Technology Tuesday: April 23rd
Welcome to Technology Tuesday, where The Job Shop Blog brings you 5 of our favorite science and technology news stories from around the web.
This week: Artificial material with a metabolism, dark matter and the LHC, bullet proof spider silk grown from gene hacked bacteria, brain implants without open surgery, and the first ever heart 3D printed from human tissue.
SCIENTISTS CREATE MATERIAL WITH “ARTIFICIAL METABOLISM”

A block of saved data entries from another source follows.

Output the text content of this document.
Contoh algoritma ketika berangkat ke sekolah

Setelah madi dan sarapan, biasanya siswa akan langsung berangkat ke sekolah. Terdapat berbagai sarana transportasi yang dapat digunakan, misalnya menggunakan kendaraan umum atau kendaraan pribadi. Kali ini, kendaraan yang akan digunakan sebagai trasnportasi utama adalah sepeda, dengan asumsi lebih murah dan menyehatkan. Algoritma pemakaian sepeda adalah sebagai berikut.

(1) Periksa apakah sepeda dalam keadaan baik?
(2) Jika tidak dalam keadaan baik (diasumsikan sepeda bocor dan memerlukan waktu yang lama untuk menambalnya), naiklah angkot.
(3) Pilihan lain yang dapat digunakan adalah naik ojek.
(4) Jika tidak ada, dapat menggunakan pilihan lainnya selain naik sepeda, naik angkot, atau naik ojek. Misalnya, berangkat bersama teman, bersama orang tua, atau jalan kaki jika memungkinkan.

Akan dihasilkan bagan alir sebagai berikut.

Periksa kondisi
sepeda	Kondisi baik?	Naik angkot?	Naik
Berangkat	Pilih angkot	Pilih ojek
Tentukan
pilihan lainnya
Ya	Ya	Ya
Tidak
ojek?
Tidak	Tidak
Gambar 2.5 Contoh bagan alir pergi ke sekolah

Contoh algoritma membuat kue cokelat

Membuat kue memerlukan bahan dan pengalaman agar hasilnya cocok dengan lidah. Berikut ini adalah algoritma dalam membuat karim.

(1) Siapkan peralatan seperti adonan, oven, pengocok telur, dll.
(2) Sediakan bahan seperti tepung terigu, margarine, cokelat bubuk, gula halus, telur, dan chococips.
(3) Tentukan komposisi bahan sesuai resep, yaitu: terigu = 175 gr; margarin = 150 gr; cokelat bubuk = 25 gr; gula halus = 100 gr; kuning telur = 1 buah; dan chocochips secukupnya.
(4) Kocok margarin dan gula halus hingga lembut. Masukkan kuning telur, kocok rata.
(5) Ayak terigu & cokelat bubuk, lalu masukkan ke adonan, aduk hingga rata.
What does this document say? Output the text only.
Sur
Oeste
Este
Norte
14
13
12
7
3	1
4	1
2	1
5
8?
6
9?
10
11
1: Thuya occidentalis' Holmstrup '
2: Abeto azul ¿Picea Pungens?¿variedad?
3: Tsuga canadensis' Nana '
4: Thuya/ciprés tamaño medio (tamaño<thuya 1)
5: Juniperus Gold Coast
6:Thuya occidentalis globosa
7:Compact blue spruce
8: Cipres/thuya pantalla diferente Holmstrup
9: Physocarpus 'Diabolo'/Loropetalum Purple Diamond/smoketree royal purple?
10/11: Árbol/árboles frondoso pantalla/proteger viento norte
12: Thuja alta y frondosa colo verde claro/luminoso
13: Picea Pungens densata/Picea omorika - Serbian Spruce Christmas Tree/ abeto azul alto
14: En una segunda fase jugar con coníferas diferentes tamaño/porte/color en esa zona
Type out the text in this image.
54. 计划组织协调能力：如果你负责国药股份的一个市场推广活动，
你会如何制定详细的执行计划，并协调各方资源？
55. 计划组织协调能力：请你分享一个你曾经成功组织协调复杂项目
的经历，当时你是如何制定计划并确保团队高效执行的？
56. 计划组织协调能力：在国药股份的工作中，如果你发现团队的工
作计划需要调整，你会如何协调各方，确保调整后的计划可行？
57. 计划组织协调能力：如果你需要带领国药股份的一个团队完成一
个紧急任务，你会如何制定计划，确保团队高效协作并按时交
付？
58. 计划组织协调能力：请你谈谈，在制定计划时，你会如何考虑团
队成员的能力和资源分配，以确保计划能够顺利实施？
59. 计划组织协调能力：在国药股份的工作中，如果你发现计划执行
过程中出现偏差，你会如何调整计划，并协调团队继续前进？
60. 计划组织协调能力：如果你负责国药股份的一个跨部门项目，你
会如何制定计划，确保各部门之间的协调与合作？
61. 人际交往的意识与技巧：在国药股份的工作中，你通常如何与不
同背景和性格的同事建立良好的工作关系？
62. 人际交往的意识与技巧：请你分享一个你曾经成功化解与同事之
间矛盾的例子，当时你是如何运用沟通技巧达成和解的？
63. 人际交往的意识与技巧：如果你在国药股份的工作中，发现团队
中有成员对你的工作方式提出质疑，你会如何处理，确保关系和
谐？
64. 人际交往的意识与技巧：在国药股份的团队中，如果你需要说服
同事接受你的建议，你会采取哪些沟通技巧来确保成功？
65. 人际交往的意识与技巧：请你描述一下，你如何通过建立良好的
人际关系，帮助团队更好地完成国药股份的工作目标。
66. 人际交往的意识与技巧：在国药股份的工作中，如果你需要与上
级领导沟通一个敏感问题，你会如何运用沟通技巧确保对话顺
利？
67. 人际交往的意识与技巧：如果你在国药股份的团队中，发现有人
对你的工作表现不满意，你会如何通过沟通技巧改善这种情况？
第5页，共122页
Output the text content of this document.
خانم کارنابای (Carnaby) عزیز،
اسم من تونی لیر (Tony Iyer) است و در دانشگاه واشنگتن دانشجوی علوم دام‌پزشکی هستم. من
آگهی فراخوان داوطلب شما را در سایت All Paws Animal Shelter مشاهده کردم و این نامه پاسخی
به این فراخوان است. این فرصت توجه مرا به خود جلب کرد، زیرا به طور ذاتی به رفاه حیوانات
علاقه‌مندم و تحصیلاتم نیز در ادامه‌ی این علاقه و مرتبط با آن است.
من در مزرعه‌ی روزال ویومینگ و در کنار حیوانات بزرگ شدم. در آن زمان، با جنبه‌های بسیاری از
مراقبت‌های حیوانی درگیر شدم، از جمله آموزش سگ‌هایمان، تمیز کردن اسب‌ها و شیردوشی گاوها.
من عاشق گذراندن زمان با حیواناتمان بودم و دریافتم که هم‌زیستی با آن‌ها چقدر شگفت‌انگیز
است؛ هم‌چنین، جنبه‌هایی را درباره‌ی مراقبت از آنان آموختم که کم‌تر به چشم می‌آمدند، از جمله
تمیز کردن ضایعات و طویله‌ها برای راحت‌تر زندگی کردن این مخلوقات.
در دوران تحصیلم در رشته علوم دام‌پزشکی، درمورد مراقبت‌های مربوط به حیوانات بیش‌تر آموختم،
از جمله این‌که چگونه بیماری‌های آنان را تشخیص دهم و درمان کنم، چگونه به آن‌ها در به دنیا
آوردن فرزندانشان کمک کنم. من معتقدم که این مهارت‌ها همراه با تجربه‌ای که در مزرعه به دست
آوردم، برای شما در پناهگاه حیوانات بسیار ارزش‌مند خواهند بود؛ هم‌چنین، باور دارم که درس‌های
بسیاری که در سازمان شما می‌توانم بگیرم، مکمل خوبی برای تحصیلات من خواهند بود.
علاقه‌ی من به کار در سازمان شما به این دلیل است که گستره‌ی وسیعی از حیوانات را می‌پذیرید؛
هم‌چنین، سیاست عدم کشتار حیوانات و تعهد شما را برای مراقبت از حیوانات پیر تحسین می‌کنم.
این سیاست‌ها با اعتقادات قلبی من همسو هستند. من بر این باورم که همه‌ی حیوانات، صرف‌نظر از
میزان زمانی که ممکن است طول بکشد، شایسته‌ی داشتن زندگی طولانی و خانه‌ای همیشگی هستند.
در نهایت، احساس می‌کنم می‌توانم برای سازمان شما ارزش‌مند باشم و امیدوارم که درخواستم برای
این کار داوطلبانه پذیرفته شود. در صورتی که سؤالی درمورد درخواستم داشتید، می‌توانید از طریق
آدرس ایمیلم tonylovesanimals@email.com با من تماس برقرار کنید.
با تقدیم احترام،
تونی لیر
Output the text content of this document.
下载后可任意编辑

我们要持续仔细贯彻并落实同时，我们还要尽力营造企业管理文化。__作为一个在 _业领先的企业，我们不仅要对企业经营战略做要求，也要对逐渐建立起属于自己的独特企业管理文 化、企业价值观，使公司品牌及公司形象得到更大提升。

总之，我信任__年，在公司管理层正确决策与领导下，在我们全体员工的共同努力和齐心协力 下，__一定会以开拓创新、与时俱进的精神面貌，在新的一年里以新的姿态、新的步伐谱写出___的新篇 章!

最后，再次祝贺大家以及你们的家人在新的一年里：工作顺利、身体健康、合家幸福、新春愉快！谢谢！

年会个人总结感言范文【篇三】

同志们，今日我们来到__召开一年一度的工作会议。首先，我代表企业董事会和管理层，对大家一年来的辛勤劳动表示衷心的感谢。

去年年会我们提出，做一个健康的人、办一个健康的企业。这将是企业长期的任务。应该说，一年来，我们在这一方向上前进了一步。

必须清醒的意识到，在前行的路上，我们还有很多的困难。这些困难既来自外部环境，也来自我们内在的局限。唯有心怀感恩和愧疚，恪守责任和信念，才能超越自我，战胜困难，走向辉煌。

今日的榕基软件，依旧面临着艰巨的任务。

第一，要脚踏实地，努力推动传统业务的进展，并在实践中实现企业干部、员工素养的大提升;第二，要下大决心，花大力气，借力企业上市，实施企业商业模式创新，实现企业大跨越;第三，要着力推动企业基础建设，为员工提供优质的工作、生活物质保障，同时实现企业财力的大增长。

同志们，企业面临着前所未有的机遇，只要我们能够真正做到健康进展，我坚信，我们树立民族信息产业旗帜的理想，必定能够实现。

Scientists just got one step closer to creating living machines — or at least machines that mimic biological life as we know it.
A new biomaterial built in a Cornell University bioengineering lab uses synthetic DNA to continuously and autonomously organize, assemble, and restructure itself in a process so similar to how biological cells and tissues grow that the researchers are calling “artificial metabolism,” according to research published in Science Robotics last week.
WHEN THE LARGE HADRON COLLIDER TURNS ON, IT MAY TRAP DARK MATTER

When the Large Hadron Collider (LHC) turns back on and starts smashing particles again sometime in 2021, it may also point us in the direction of dark matter.
For years, scientists have been trying and failing to spot the invisible stuff that makes up the majority of matter in the universe. But now researchers have a new target: a comparatively heavy and long-lived particle that may be produced by the high-energy collisions at the LHC.
GENE HACKED BACTERIA PRODUCES BULLET-PROOF SPIDER SILK

Scientists have figured out how to genetically alter bacteria to churn out super-strong spider silk.
Pound for pound, spider silk is much stronger than steel, but farming spiders is incredibly inefficient, according to a press release — so finding a way to mass produce the material could lead to super-strong fabrics and perhaps even next-generation space suits.
A NEURAL IMPLANT WITHOUT OPEN SURGERY

For the first time, doctors are preparing to test a brain-computer interface that can be implanted onto a human brain, no open surgery required.
The Stentrode, a neural implant that can let paralyzed people communicate, can be delivered to a patient’s brain through the jugular vein — and the company that developed it, Synchron, just got approval to begin human experimentation.
By leaving the skull sealed shut, patients could receive their neural implants without running as great a risk of seizures, strokes, or permanent neural impairments, all of which can be caused by open-brain surgery.
THE FIRST ARTIFICIAL HEART 3D PRINTED FROM HUMAN TISSUE

In what the Israeli media is calling a “world’s first,” scientists at Tel Aviv University have 3D printed a small heart using human tissue that includes vessels, collagen, and biological molecules — a breakthrough, according to Haaretz, that they hope could one day render organ donation obsolete.
The technology is still many years out from human transplants, though — the team’s rodent-sized printed heart isn’t quite there yet.
“The cells need to form a pumping ability; they can currently contract, but we need them to work together,” lead scientist Tal Dvir told Haaretz. “This is the first time anyone anywhere has successfully engineered and printed an entire heart complete with cells, blood vessels, ventricles and chambers,” Dvir said.